Brancaccio: You mentioned Jack, I mean, that’s no less than Jack White. He’s the founder of Third Man Records and Pressing where you work. He’s actually asked other record companies to maybe consider building new pressing plants to crank out even more vinyl.

Barnes: Yes, sir. Yeah, it was a plea for if nothing else, for them to support the industry. There’s a lot of different initiatives that we’re all kind of going through at the plant level, we actually have to buy all of our polymers from overseas, whether or not it’s Thailand, or from Europe. This is where the supply chain issue really comes into play that all of our planning starts with eight weeks just to get material here from you know, most records. So with that, as a backdrop, 90% of our work is done for major labels. And for them to support us, to keep this industry, you know, bolstered is kind of where the plea was, even if they can’t start their own plants.

Brancaccio: I wanted to ask you about this. What about greener plastic? I mean, vinyl is polyvinyl chloride, PVC. And, you know, Greenpeace calls it the most environmentally damaging plastic. But here you are putting out in the world more plastic, are there alternatives being considered?

Barnes: Yeah, there’s a lot of people working on that, obviously, since we don’t manufacture it here stateside for our consumption necessarily, there’s a lot of people in Europe that are looking for copolymers that will allow them to make a better resin, maybe not even a plastic. We’re working with a company right now that has, you know, tested a bunch of different plant-based materials. But the issue is that they the things that they’re harvesting aren’t going to be ready or matured for the next 15 to 30 years. So something to fill that space is really what we’re all striving towards. That’s one of the things that we’re trying to take very seriously. Here we have a 3% or less scrap rate at the plant. Everything that we use is completely recycled. So we take all of the records that are either rejected for playback issues, or cosmetic defects, are processed, sold back to a recycling factory here, and that they put them into other manufacturing value streams that allow them to consume the same polymers that we use. So they can go into construction based plastics, things for like outdoor play sets and sheds use the same PVC that we use, and that they can introduce them into their products too. So we’re very conscious of, you know, trying to use everything we possibly can and then making sure that other people are able to put it back into their products also. It’s the same thing with our paper, and also the nickel stampers. We recycle all of the components that go into a record. We try to make the best use of the things that we have here on the planet.

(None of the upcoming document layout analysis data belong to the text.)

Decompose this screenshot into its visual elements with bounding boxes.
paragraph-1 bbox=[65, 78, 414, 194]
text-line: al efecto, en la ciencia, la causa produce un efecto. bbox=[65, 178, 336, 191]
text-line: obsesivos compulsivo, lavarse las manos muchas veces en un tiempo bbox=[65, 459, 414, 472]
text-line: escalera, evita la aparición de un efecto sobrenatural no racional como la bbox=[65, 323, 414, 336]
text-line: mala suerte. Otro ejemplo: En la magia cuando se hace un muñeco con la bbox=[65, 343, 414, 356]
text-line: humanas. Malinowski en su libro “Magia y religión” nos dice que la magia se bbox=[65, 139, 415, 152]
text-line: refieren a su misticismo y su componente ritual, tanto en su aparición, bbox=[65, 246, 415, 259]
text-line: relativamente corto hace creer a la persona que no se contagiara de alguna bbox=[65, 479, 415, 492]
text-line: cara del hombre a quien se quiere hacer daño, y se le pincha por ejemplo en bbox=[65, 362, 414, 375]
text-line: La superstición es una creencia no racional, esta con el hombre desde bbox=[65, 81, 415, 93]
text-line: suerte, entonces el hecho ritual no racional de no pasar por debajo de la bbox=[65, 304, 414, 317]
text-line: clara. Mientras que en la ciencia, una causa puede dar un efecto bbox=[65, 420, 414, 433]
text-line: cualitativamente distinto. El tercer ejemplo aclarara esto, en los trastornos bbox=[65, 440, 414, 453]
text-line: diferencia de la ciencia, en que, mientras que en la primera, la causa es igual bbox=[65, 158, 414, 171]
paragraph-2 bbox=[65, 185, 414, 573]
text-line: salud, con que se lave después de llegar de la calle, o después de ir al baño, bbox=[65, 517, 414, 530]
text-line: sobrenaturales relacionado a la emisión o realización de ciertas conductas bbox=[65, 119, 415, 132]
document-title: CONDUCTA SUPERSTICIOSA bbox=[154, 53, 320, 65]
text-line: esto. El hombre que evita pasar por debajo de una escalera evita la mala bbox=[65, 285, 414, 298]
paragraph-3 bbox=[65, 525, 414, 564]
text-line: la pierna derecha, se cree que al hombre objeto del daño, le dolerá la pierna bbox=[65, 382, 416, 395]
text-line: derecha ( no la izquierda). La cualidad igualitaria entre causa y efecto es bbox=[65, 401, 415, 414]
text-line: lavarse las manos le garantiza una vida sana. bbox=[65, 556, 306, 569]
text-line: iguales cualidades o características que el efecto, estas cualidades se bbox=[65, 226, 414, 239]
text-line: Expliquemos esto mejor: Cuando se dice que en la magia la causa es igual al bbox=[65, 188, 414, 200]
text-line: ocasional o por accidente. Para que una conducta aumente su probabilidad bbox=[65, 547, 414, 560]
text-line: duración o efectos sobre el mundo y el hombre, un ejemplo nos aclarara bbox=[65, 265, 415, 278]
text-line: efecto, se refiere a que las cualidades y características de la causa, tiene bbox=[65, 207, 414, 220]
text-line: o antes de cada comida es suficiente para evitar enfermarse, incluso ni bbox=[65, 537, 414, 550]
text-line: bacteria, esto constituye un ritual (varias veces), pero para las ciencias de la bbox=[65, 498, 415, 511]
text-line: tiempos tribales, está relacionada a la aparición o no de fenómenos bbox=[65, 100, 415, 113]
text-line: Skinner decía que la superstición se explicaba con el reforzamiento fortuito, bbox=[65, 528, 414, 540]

Brancaccio: I gotta say one of my favorite things is a Monty Python comedy album “Matching Tie and Hankerchief.” Have you ever seen this thing?

Barnes: Oh yes I have.

Brancaccio: So you know what I’m about to tell you right? It has a pair of concentric grooves cut into it. So when you lay down the needle to play it, you could get one set of comedy skits or another kind of at random which is really clever, right?

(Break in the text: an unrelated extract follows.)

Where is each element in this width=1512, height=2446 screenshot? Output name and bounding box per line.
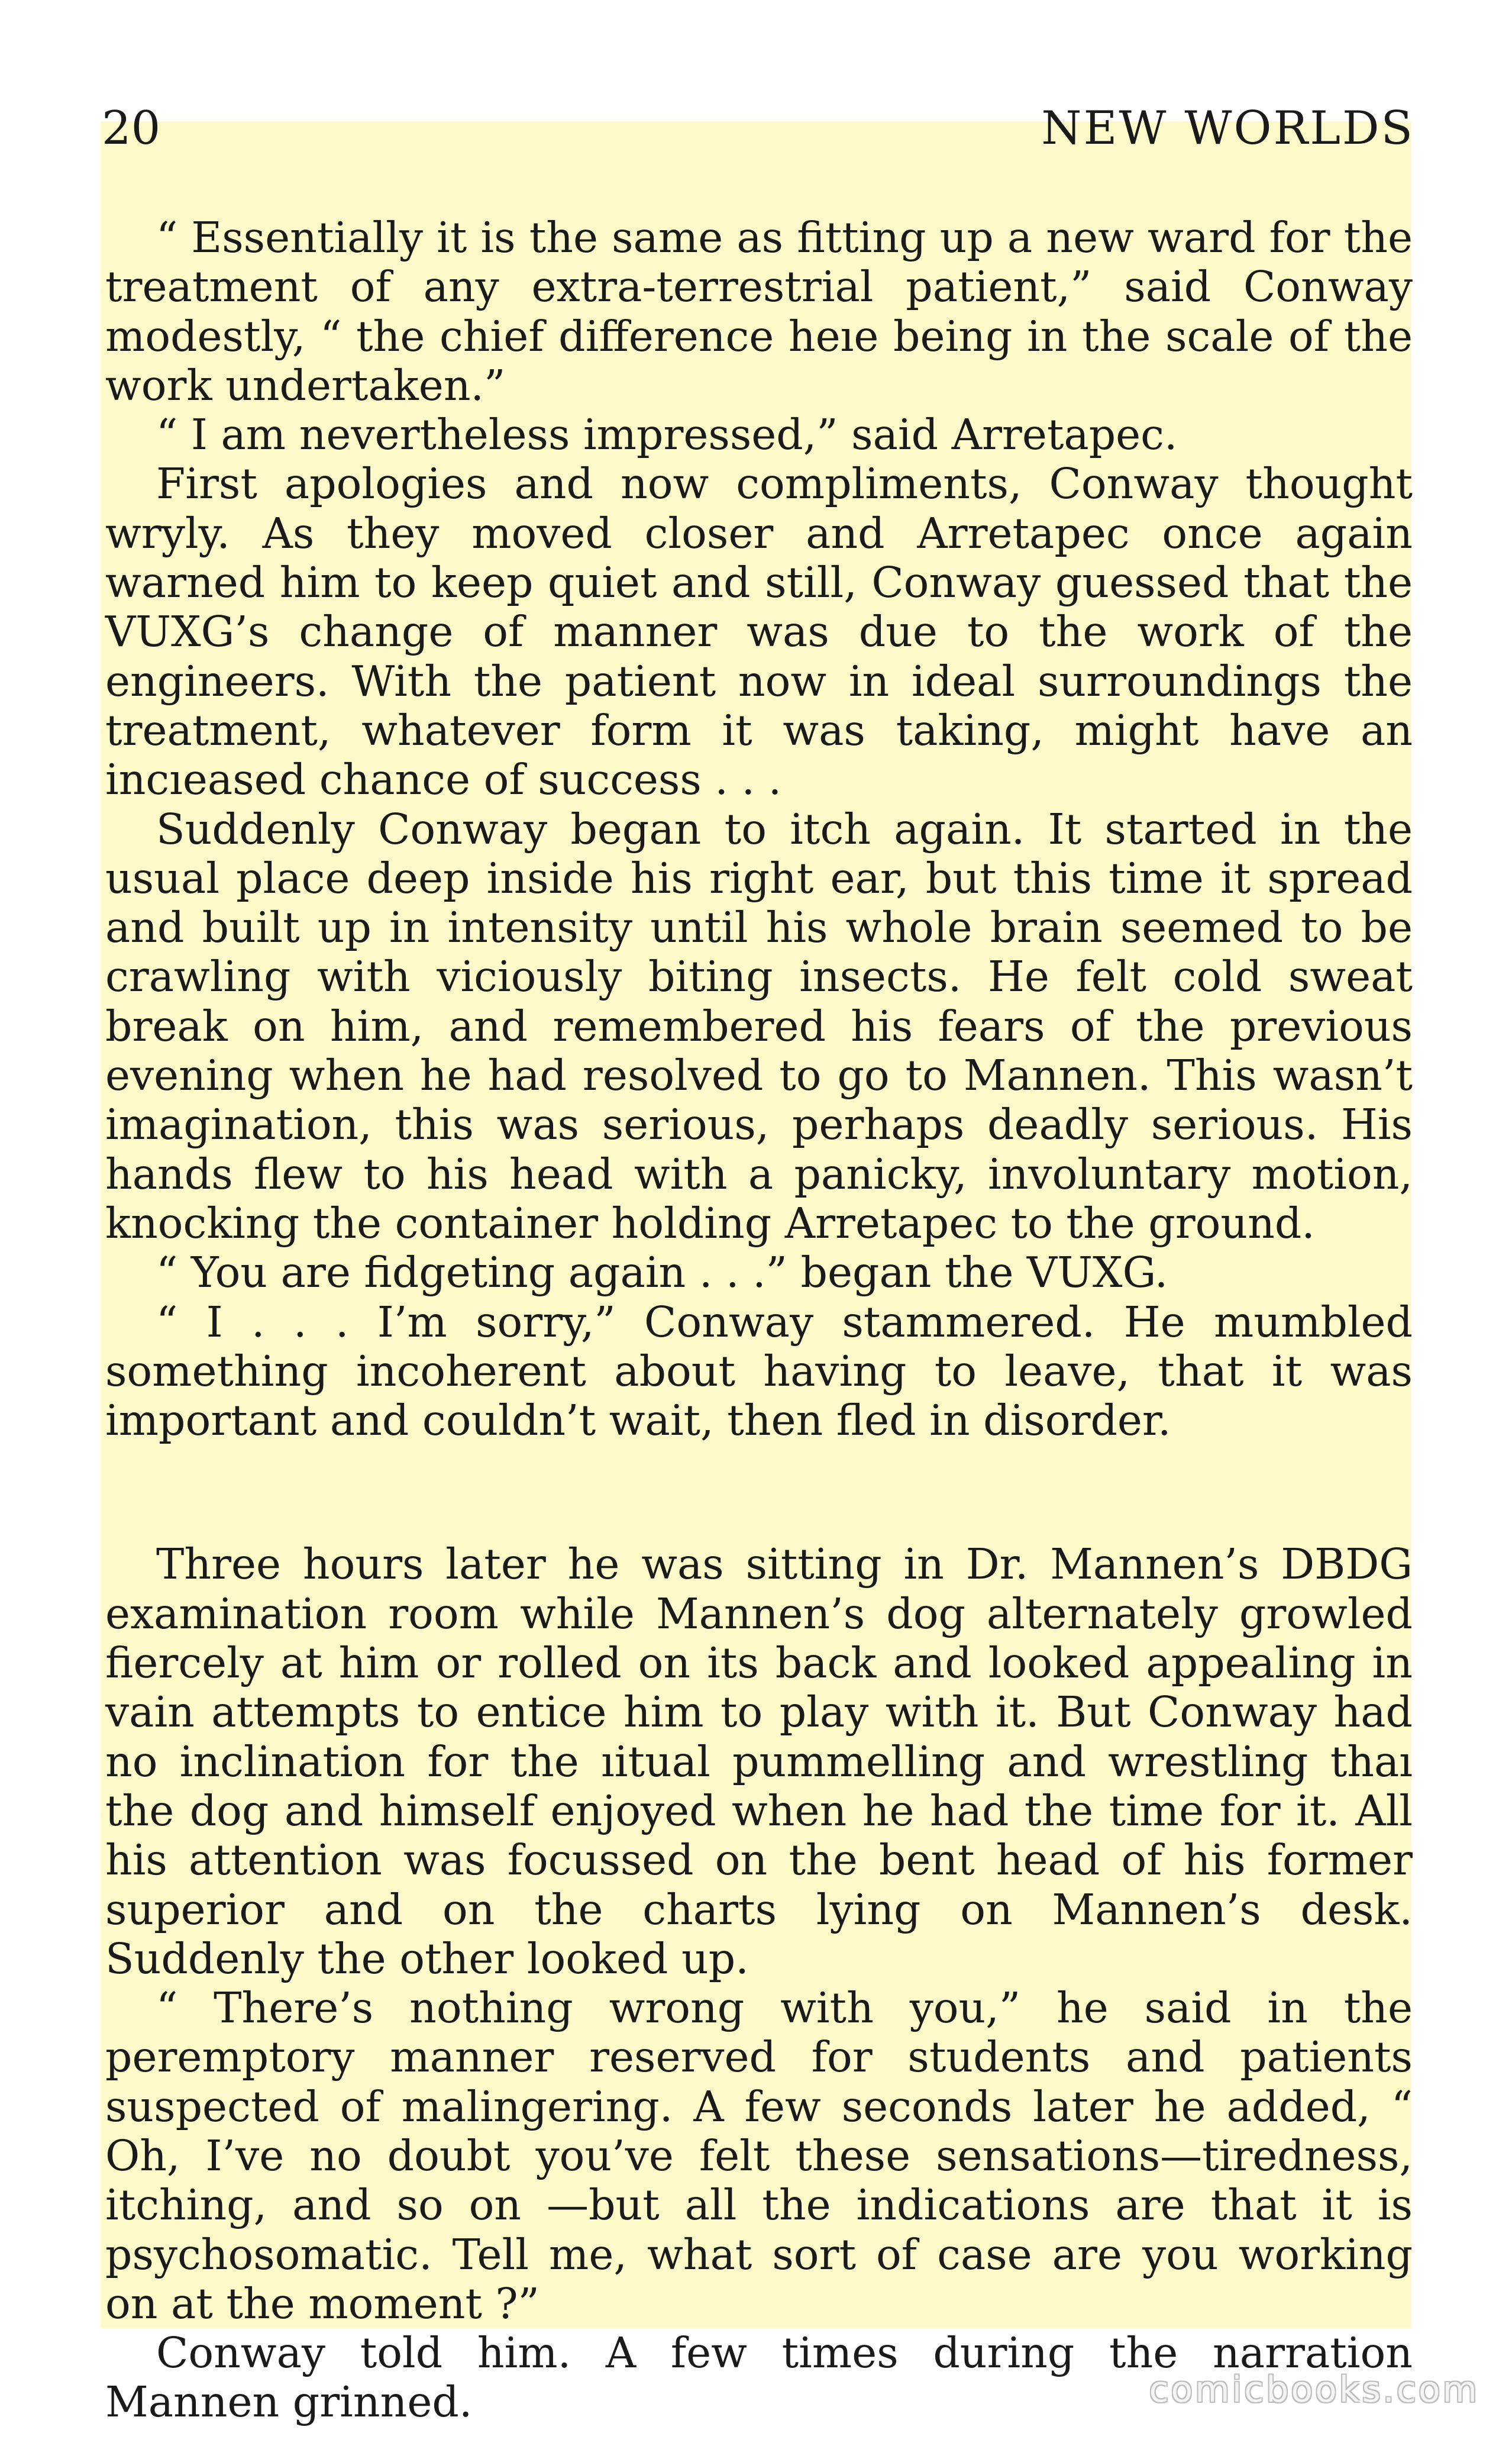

Barnes: Yeah, Jack did that on “Lazaretto” where he had seven different Easter eggs inside of the record, which is probably one of my favorite just from a playback standpoint. There’s a hidden track inside of the, the label itself. So if you start the needle in the right place, it’ll play a song. It doesn’t sound great because it’s playing over paper. But, you know, it’s a hidden track that’s buried in there. You can start the needle in different grooves on the inside of the record, and it’ll play backwards and it has different acoustic tracks on it. And then also the lock grooves have playback sounds. So one side is just a really melodic guitar and the other side has a bunch of crows. But yeah, they do some really cool things with vinyl now.